C'est pour fêter un beau moment de joie (bien que je me méfie des retombées : il est où le piège ?) et parce qu'en l'espace de quelques jours je me suis replongé avec délice dans nombre de ses textes que j'ai eu envie de vous faire profiter d'un peu de Desproges. Cette "chronique de la haine ordinaire" issue du recueil éponyme sorti chez Points est datée du 10 avril 1986. Bonne lecture !

 

 

"J'étais littéralement fou de cette femme. Pour elle, pour l'étincelance amusée de ses yeux mouillés d'intelligence aiguë, pour sa voix cassée lourde et basse et de luxure assouvie, pour son cul furibond, pour sa culture, pour sa tendresse et pour ses mains, je me sentais jouvenceau fulgurant, prêt à soulever d'impossibles rochers pour y tailler des cathédrales où j'entrerais botté sur un irrésitible alézan fou, lui aussi.

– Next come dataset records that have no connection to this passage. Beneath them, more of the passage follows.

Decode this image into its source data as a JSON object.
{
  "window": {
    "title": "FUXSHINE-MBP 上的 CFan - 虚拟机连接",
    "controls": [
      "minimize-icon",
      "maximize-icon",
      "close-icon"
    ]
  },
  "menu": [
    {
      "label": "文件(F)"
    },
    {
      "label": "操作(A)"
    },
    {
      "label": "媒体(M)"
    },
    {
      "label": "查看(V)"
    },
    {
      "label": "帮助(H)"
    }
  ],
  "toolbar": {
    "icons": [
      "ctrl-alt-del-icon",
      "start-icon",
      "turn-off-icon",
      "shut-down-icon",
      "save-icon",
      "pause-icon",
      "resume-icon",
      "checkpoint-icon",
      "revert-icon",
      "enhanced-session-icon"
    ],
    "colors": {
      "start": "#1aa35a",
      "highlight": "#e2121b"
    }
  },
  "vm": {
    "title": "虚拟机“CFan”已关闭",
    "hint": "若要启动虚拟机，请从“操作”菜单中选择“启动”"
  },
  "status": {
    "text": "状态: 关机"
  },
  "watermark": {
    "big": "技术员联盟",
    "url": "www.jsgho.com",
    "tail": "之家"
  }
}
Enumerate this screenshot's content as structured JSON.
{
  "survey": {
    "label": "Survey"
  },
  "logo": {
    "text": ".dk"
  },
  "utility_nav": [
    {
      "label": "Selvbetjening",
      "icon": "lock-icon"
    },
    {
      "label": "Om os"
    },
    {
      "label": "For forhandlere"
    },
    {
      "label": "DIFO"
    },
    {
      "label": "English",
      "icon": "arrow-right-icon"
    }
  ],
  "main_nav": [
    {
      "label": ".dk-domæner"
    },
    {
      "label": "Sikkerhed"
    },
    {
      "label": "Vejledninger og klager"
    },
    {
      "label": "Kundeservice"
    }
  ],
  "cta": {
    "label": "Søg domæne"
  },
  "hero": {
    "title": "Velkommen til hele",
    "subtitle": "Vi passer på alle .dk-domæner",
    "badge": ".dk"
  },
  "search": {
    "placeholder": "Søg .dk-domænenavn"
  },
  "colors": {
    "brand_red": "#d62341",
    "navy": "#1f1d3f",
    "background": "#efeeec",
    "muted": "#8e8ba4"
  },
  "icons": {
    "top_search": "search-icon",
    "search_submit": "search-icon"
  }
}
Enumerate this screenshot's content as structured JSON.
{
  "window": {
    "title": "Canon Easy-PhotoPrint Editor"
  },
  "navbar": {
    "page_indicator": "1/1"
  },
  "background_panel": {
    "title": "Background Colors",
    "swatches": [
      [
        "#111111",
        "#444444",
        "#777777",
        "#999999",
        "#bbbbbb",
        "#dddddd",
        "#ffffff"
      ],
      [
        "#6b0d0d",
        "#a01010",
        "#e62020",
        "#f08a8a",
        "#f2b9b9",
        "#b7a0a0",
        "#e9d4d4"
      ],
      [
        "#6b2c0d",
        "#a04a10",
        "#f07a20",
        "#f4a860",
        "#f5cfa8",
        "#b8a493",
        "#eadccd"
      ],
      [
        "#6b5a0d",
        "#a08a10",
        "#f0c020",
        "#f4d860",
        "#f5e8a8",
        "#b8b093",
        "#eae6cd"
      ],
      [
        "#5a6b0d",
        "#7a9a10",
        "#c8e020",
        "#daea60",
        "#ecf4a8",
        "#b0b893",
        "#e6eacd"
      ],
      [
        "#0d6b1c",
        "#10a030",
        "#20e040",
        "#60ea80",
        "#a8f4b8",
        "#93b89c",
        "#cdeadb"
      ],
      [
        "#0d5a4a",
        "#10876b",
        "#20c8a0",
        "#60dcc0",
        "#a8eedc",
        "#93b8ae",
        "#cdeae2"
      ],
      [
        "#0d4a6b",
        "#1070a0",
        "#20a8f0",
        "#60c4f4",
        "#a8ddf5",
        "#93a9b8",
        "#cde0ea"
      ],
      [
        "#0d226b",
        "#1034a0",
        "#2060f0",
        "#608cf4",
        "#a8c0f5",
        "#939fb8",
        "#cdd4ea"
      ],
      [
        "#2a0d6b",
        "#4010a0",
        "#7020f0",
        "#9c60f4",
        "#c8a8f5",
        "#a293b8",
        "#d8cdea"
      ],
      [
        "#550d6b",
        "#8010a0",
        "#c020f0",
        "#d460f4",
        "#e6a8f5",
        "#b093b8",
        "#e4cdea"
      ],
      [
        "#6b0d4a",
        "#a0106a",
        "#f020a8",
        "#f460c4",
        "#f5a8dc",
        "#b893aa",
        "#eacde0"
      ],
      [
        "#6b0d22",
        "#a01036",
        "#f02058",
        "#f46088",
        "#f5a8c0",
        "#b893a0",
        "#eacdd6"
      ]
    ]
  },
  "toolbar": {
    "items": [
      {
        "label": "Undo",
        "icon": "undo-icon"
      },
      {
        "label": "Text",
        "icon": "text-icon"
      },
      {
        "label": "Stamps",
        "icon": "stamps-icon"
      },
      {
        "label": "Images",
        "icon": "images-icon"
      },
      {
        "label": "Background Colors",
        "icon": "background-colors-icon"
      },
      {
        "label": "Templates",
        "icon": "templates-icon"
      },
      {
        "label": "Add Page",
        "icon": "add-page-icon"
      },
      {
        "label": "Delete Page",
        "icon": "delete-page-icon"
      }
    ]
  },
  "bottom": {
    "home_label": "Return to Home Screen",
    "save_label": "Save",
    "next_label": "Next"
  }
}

Pour elle, aux soirs d'usure casanière où la routine alourdit les élans familiers en érodant à coeur les envies conjugales, je me voyais avec effroi quittant la mère de mes enfants, mes enfants eux-mêmes, mon chat primordial, et même la cave voûtée humide et pâle qui sent le vieux bois, le liège et le sarment brisé, ma cave indispensable et secrète où je parle à mon vin quand ma tête est malade, et qu'on éclaire qu'à la bougie, pour le respect frileux des traditions perdues et de la vie qui court dans les mille flacons aux noms magiques de châteaux occitans et de maisons burgondes.

Pour cette femme à la quarantaine émouvante que trois ridules égratignent à peine, trois paillettes autour de ses rires de petite fille encore, pour ce fruit mûr à coeur et pas encore tombé, pour son nid victorien et le canapé noir où nous comprenions Dieu en écoutant Mozart, pour le Guerlain velours aux abords de sa peau, pour la fermeté lisse de sa démarche Dior et de soie noire aussi, pour sa virilité dans le maintien de la Gauloise et pour ses seins arrogants toujours debout, même au plus périlleux des moins avouables révérences, pour cette femme infiniment inhabituelle, je me sentais au bord de renier mes pantoufles. Je dis qu'elle était infiniment inhabituelle. Par exemple, elle me parlait souvent en latin par réaction farouche contre le laisser-aller du langage de chez nous que l'anglomanie écorche à mort. Nos dialogues étaient fous :

_ Quo vadis domine ?

_ Etoilla matelus ?

En sa présence, il n'était pas rare que je gaudriolasse ainsi sans finesse, dans l'espoir flou d'abriter sous mon nez rouge l'émoi profond d'être avec elle. Elle avait souvent la bonté d'en rire, exhibant soudain ces clinquantes canines dans un éclair blanc suraigu qui me mordait le coeur. J'en étais fou, vous dis-je.

Ce 16 octobre donc, je l'emmenai déjeuner dans l'antre bordelais d'un truculent saucier qui ne sert que six tables, au fond d'une impasse endormie du XVe où j'ai mes habitudes. Je nous revois, dégustant de moelleux bolets noirs en célébrant l'automne, romantiques et graves, d'une gravité d'amants crépusculaires. Elle me regardait, pâle et sereine comme cette enfant scandinave que j'avais entrevue penchée sur la tombe de Stravinski, par un matin froid de Venise. J'étais au bord de dire des choses à l'eau de rose, quand le sommelier est arrivé. J'avais commandé un Figeac 71, mon saint-émilion préféré. Introuvable. Sublime. Rouge et doré comme peu de couchers de soleil. Profond comme un la mineur de contrebasse. Eclatant en orgasme au soleil. Plus long en bouche qu'un final de Verdi. Un vin si grand que Dieu existe à sa seule vue.

Elle a mis de l'eau dedans. Je ne l'ai plus jamais aimée."